Spending a Year Writing… (Part 4)

quillFor two straight weeks, every morning started with a jolt of adrenaline. A gasp, a groan, and a lunge out of bed – I was late for work! The forces of evil drawing in on me, my termination ensured, I stumble to the shower, shaking the sleep from my mind. The shower starts, the steam rises, my mind frantically piecing together reality. Finally awake, finally understanding, I shout loud for the gods to hear, “What are you doing, moron?”

The steam stops after I turn off the water, and I stare once again into the drain as the last trickles disappear into the blackness. Shell-shocked, I sleepwalk out to the kitchen, and begin my morning coffee ritual. Boil, grind, pour, wait, finally followed by sip. The aroma, the taste, and the tingling sensation of brain cells popping awake are the final echos of my subconsciousness receding to its dark lair in the back of my mind. I can finally begin my day.
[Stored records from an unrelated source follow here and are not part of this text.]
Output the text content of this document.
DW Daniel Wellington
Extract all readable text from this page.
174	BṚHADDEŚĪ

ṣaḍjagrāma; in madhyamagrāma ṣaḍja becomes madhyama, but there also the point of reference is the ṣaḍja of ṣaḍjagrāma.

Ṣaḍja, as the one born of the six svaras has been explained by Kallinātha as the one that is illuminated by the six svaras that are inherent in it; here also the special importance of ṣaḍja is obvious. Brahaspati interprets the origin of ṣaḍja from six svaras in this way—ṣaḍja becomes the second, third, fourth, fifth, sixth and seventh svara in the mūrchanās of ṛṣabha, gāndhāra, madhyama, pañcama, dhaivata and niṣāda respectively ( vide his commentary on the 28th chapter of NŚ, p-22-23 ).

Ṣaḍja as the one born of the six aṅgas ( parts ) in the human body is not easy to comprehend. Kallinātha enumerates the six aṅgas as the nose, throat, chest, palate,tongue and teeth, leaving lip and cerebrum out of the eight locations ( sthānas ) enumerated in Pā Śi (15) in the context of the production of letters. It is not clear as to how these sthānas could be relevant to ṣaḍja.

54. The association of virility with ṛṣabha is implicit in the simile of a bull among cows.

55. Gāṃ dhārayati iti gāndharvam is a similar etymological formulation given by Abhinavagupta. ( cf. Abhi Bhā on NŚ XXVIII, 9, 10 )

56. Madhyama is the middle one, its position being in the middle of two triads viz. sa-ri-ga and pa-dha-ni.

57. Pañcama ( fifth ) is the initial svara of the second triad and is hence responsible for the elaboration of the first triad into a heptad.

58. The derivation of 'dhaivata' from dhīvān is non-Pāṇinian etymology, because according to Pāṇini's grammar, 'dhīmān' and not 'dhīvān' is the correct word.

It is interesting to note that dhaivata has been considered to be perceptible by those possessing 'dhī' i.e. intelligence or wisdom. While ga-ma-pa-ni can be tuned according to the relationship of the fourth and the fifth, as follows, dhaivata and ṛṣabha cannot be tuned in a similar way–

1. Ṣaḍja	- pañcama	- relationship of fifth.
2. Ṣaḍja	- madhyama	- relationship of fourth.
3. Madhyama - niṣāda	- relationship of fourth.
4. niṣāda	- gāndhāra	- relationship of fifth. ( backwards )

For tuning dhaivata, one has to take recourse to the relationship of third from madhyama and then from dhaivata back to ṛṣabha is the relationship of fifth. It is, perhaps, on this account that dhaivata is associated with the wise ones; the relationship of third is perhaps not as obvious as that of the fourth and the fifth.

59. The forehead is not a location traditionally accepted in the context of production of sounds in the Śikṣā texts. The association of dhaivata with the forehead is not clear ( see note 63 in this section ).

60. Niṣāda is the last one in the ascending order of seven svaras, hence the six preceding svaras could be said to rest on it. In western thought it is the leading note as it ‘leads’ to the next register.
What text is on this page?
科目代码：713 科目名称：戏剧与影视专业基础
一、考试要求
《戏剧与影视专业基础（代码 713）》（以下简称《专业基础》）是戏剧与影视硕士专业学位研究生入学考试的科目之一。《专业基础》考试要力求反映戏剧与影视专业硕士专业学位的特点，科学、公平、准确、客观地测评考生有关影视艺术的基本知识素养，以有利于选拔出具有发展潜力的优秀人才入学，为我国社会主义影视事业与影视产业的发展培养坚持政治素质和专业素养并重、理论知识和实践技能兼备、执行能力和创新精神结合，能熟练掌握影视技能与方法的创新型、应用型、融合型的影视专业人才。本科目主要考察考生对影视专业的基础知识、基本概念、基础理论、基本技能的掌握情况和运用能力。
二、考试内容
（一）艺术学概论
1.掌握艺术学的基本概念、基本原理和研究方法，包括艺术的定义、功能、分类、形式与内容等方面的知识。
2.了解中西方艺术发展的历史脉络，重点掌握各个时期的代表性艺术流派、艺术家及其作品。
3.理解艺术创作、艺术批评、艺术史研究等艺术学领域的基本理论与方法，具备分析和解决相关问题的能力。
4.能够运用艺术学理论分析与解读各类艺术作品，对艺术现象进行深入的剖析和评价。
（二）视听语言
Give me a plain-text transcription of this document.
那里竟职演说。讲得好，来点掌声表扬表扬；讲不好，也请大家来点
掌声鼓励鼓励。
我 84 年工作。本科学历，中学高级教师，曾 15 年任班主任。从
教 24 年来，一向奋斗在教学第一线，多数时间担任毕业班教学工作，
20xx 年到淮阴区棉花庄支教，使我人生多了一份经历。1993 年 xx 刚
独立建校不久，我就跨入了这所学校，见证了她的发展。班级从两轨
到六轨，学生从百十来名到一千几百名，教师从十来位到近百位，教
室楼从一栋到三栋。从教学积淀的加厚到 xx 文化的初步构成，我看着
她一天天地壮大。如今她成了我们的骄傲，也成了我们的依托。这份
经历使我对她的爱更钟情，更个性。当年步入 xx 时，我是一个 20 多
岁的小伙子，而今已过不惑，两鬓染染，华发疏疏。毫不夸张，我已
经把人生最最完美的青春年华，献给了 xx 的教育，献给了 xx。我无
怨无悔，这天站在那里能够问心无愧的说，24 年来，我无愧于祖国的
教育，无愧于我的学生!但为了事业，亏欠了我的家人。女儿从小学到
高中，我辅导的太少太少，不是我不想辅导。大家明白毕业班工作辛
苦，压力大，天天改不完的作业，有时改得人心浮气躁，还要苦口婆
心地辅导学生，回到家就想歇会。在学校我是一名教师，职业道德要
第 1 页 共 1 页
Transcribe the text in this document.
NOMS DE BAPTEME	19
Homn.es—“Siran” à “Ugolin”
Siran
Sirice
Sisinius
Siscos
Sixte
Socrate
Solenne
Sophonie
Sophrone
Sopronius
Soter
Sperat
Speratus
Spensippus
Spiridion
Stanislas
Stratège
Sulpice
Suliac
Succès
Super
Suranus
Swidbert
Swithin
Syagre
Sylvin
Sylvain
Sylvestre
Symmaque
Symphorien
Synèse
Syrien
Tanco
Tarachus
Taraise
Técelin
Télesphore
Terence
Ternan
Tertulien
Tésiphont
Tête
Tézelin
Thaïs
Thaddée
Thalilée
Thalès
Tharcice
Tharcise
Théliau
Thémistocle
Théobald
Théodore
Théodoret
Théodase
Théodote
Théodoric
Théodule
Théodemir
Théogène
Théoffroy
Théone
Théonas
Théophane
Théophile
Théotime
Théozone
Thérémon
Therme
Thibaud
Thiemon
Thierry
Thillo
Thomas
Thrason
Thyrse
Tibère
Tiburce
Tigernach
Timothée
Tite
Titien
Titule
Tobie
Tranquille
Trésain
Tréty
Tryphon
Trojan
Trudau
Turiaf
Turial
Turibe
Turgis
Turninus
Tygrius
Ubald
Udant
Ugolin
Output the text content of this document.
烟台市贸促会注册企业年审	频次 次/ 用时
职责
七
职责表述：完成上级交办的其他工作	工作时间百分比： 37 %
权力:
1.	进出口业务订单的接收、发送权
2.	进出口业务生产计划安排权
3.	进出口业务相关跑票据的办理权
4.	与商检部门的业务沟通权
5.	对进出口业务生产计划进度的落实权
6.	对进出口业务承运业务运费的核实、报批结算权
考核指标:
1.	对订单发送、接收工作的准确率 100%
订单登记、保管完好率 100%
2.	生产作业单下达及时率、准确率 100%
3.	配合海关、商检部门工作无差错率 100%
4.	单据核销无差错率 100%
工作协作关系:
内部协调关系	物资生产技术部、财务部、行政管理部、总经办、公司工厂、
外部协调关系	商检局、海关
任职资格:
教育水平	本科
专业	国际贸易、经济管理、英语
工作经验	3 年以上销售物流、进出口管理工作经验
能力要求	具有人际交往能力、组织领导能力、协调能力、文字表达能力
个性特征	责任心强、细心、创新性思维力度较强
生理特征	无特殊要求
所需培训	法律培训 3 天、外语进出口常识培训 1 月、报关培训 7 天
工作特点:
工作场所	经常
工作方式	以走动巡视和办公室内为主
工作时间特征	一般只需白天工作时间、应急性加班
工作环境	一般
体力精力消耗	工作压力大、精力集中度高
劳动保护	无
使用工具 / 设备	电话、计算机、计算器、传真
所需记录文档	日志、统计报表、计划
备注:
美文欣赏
Some of my best ideas come to me in the twilight of dream and consciousness, some come in the middle of a shower. Today, it was the latter. I had merely poked about with my story, the realization that I can, and am able to be here and doing this is still novel to me, and somewhat surrealistic. Armed with my sudden, suds-fueled epiphany, I towel off, and plunk myself in front of my computer. Firing up my word processor, I am confronted by a screen that will become home to me over the next year. The blinking cursor silently waits for the deluge, poised to sprint ahead and secure a space for each successive tap of the keys. I stare for a moment, and plunge.

Four hours later, I sit and proof my work. It is a bad habit, write – then edit, don’t intersperse. Getting caught up in the minutia of word placement instead of simply writing more has brought many an author to a screeching halt. I play my cards close to my chest and tempt fate all the same; I’m visual, and how something looks is everything to me. Thankfully, my years of experience in skirting my own failings pays off and I escape before gravity takes me. I’m happy with what I wrote, the characters seem interesting and different enough. I want to know more about them and I wonder about my own sanity with that question – they are, in fact, all me.

Wonderings aside, I have a long trek in front of me; The word counter at the bottom informs my inner pessimist that this will take forever. However, the optimist that chose to take this chance realizes that this is just the start of a beautiful relationship.